We have a family celebrating a birthday in rural Illinois. In the early morning hours, a 24 year old female defendant was driving an ATV with four passengers.
Defendant made a right turn. The vehicle skidded and overturned. The 19 year old passenger in the passenger’s seat suffered severe internal injuries and she died.
Defendant admitted to drinking alcohol at the party.
Defendant was charged with Aggravated DUI for being under the influence and driving an all terrain vehicle, while under the influence of alcohol, and a death results. See 625 ILCS 5/11-501(d)(1)(F).
This is Class 2 Felony offense with an enhanced sentencing range of 3-14 years in prison. Additionally, there is this weird presumption for prison.
The sentencing section says this:
…unless the court determines that extraordinary circumstances exist and require probation, [Defendant] shall be sentenced to: (i) a term of imprisonment of not less than 3 years and not more than 14 years if the violation resulted in the death of one person…”
The flips around the normal presumption for probation for a felony offense. See 730 ILCS 5/5-5-3(c)(2).
Prosecution Was not The Problem
The prosecution needs to be given credit for trying to do the right thing in this case. The State had agreed to accept a plea to reckless homicide. This sounds like a more serious crime.
However, reckless homicide was a Class 3 Felony offense. More importantly, the presumption of probation kicks back in. See 720 ILCS 5/9-3(d)(2).
The judge declined that plea.
The judge cited the enormous public policy imbedded in the statute demanding prison. Judge was referring to the DUI statute not the reckless homicide statute.
The Sentencing Hearing
Once the judge rejected the sentencing plea, it was clear the defendant was either going to have to have a trial or cold plea to something and face the same judge for a sentencing.
Defendant cold plead to the reckless homicide charge.
Her mitigation was substantial –
- Registered Nurse
- 24 Years Old
- 20 Month Old Child
- Lived With Baby’s Father
- Zero Criminal History
- No History of Alcohol or Drug Abuse
- 9 Character Witness
- Suffering From Post Traumatic Stress Disorder
- Fully Engaged in Counseling
- Accepted Responsibility
- Support of Victim's Family
It was the State at sentencing who told the judge he could and should impose probation because she did not plead guilty to the DUI but to a lesser charge.
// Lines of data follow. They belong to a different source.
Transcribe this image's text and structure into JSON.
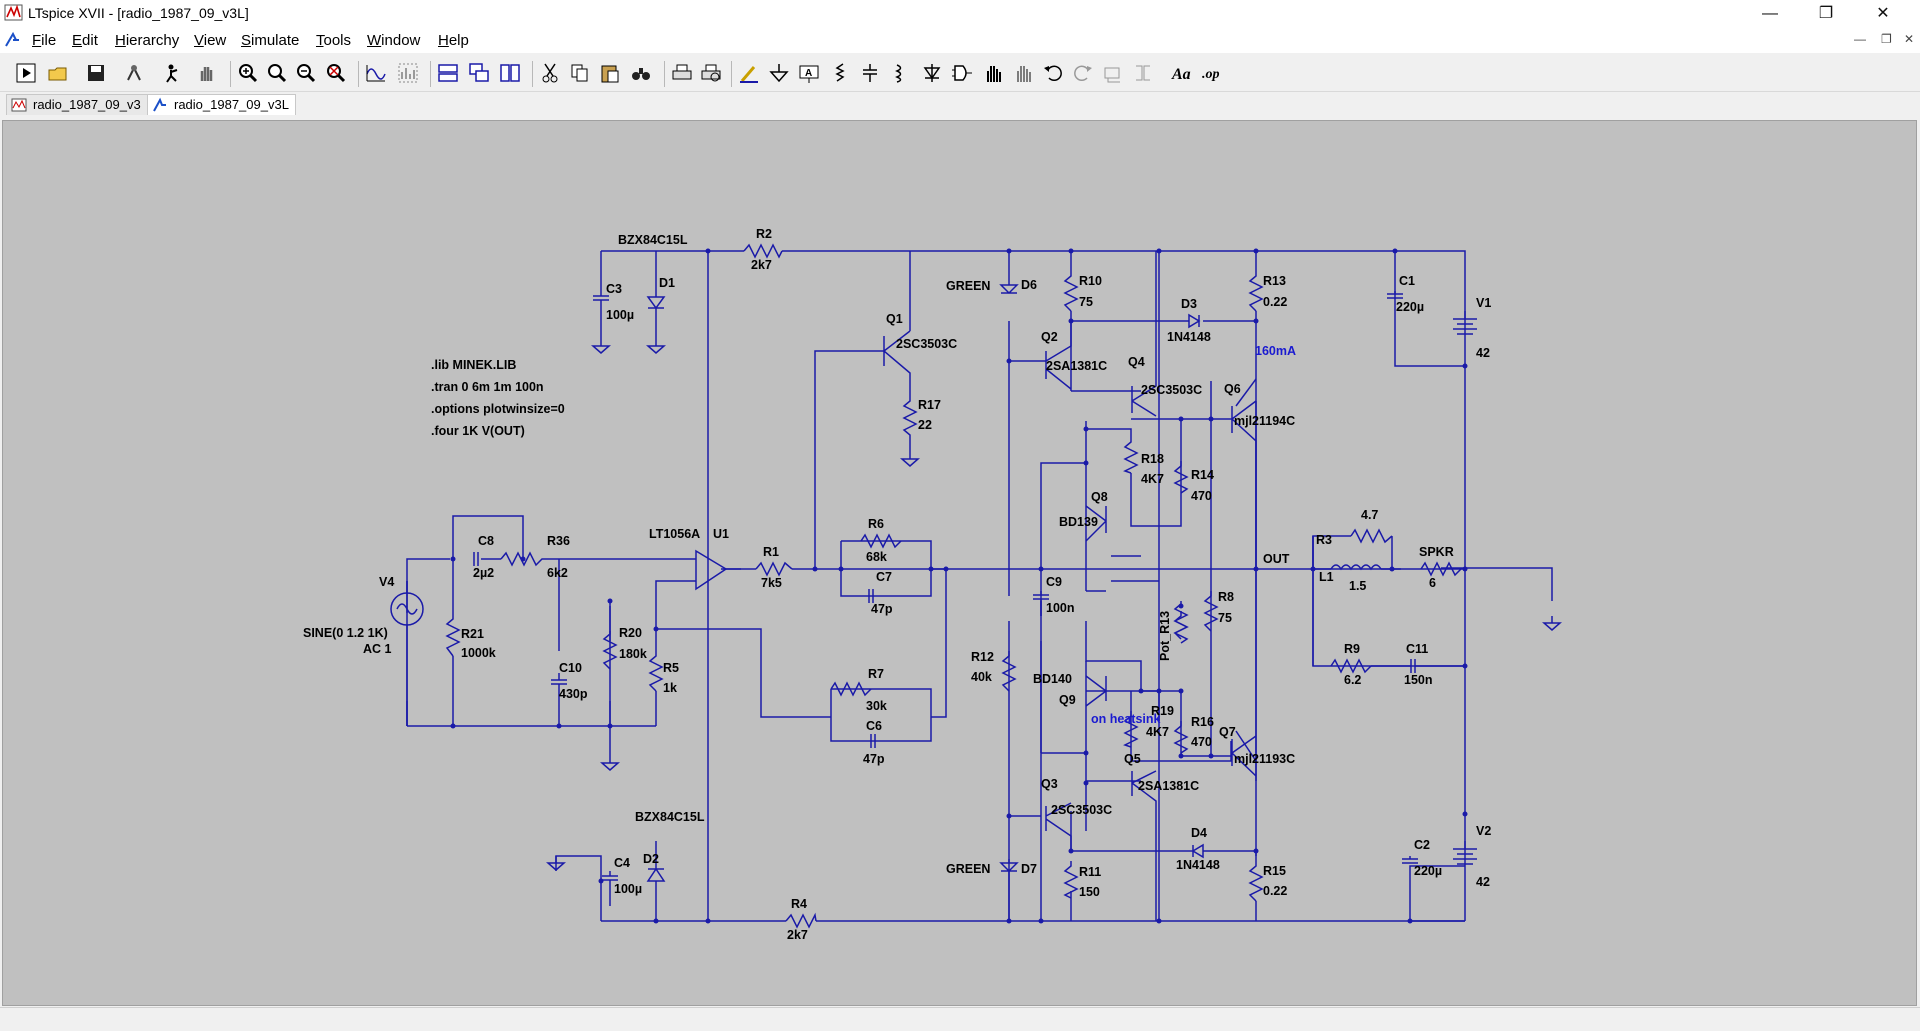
{
  "window": {
    "title": "LTspice XVII - [radio_1987_09_v3L]"
  },
  "menu": [
    {
      "label": "File",
      "u": "F",
      "rest": "ile"
    },
    {
      "label": "Edit",
      "u": "E",
      "rest": "dit"
    },
    {
      "label": "Hierarchy",
      "u": "H",
      "rest": "ierarchy"
    },
    {
      "label": "View",
      "u": "V",
      "rest": "iew"
    },
    {
      "label": "Simulate",
      "u": "S",
      "rest": "imulate"
    },
    {
      "label": "Tools",
      "u": "T",
      "rest": "ools"
    },
    {
      "label": "Window",
      "u": "W",
      "rest": "indow"
    },
    {
      "label": "Help",
      "u": "H",
      "rest": "elp"
    }
  ],
  "tabs": [
    {
      "label": "radio_1987_09_v3",
      "icon": "waveform-icon",
      "active": false
    },
    {
      "label": "radio_1987_09_v3L",
      "icon": "schematic-icon",
      "active": true
    }
  ],
  "toolbar_icons": [
    "run-icon",
    "open-icon",
    "save-icon",
    "control-panel-icon",
    "halt-icon",
    "pan-icon",
    "zoom-in-icon",
    "zoom-out-small-icon",
    "zoom-out-icon",
    "zoom-fit-icon",
    "autorange-icon",
    "fft-icon",
    "tile-horizontal-icon",
    "cascade-icon",
    "tile-vertical-icon",
    "cut-icon",
    "copy-icon",
    "paste-icon",
    "find-icon",
    "print-icon",
    "print-preview-icon",
    "wire-icon",
    "ground-icon",
    "label-icon",
    "resistor-icon",
    "capacitor-icon",
    "inductor-icon",
    "diode-icon",
    "component-icon",
    "move-icon",
    "drag-icon",
    "undo-icon",
    "redo-icon",
    "rotate-icon",
    "mirror-icon",
    "text-icon",
    "spice-directive-icon"
  ],
  "schematic": {
    "colors": {
      "background": "#c0c0c0",
      "wire": "#1a1aa8",
      "text": "#000000",
      "note": "#1a1ad0"
    },
    "directives": [
      ".lib MINEK.LIB",
      ".tran 0 6m 1m 100n",
      ".options plotwinsize=0",
      ".four 1K V(OUT)"
    ],
    "notes": [
      "160mA",
      "on heatsink"
    ],
    "nets": [
      "OUT"
    ],
    "components": [
      {
        "ref": "V4",
        "value": "SINE(0 1.2 1K)",
        "extra": "AC 1"
      },
      {
        "ref": "C8",
        "value": "2µ2"
      },
      {
        "ref": "R36",
        "value": "6k2"
      },
      {
        "ref": "R21",
        "value": "1000k"
      },
      {
        "ref": "C10",
        "value": "430p"
      },
      {
        "ref": "R20",
        "value": "180k"
      },
      {
        "ref": "R5",
        "value": "1k"
      },
      {
        "ref": "U1",
        "value": "LT1056A"
      },
      {
        "ref": "R1",
        "value": "7k5"
      },
      {
        "ref": "R6",
        "value": "68k"
      },
      {
        "ref": "C7",
        "value": "47p"
      },
      {
        "ref": "R7",
        "value": "30k"
      },
      {
        "ref": "C6",
        "value": "47p"
      },
      {
        "ref": "R2",
        "value": "2k7"
      },
      {
        "ref": "R4",
        "value": "2k7"
      },
      {
        "ref": "D1",
        "value": "BZX84C15L"
      },
      {
        "ref": "C3",
        "value": "100µ"
      },
      {
        "ref": "D2",
        "value": "BZX84C15L"
      },
      {
        "ref": "C4",
        "value": "100µ"
      },
      {
        "ref": "Q1",
        "value": "2SC3503C"
      },
      {
        "ref": "R17",
        "value": "22"
      },
      {
        "ref": "D6",
        "value": "GREEN"
      },
      {
        "ref": "D7",
        "value": "GREEN"
      },
      {
        "ref": "R10",
        "value": "75"
      },
      {
        "ref": "Q2",
        "value": "2SA1381C"
      },
      {
        "ref": "Q4",
        "value": "2SC3503C"
      },
      {
        "ref": "D3",
        "value": "1N4148"
      },
      {
        "ref": "R13",
        "value": "0.22"
      },
      {
        "ref": "Q6",
        "value": "mjl21194C"
      },
      {
        "ref": "R18",
        "value": "4K7"
      },
      {
        "ref": "R14",
        "value": "470"
      },
      {
        "ref": "Q8",
        "value": "BD139"
      },
      {
        "ref": "C9",
        "value": "100n"
      },
      {
        "ref": "R12",
        "value": "40k"
      },
      {
        "ref": "R8",
        "value": "75"
      },
      {
        "ref": "Pot_R13",
        "value": ""
      },
      {
        "ref": "R19",
        "value": "4K7"
      },
      {
        "ref": "R16",
        "value": "470"
      },
      {
        "ref": "Q9",
        "value": "BD140"
      },
      {
        "ref": "Q7",
        "value": "mjl21193C"
      },
      {
        "ref": "Q5",
        "value": "2SA1381C"
      },
      {
        "ref": "Q3",
        "value": "2SC3503C"
      },
      {
        "ref": "D4",
        "value": "1N4148"
      },
      {
        "ref": "R11",
        "value": "150"
      },
      {
        "ref": "R15",
        "value": "0.22"
      },
      {
        "ref": "R3",
        "value": "4.7"
      },
      {
        "ref": "L1",
        "value": "1.5"
      },
      {
        "ref": "SPKR",
        "value": "6"
      },
      {
        "ref": "R9",
        "value": "6.2"
      },
      {
        "ref": "C11",
        "value": "150n"
      },
      {
        "ref": "C1",
        "value": "220µ"
      },
      {
        "ref": "V1",
        "value": "42"
      },
      {
        "ref": "C2",
        "value": "220µ"
      },
      {
        "ref": "V2",
        "value": "42"
      }
    ]
  }
}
The State told the court all the mandatory sentencing requirements he was reading into this case simply did not apply.
The Judge’s Sentence
“In sentencing defendant, the trial court rejected both parties' recommendations and alluded again to the public policy of the aggravated DUI statute.” ¶ 18.
Judge began by saying he has considered the mitigation then went on to talk about –
- The Deaths and Injury Caused by Drinking
- The Other DUI Cases He Has Dealt With
- The Most Recent DUI Case Involved a Fireman
- The Overuse of the Word “Accident” in This Case
- Deterring Deaths from DUI
The judge then sentenced Defendant to 3.5 years in prison. Boot camp was quickly suggested by the parties but rejected by judge immediately.
“[T]he appellate court was never meant to be a rubber stamp for the sentencing decisions of trial courts. A reviewing court may disturb a sentence within statutory limits if the trial court abused its discretion in imposing a sentence.” ¶ 26.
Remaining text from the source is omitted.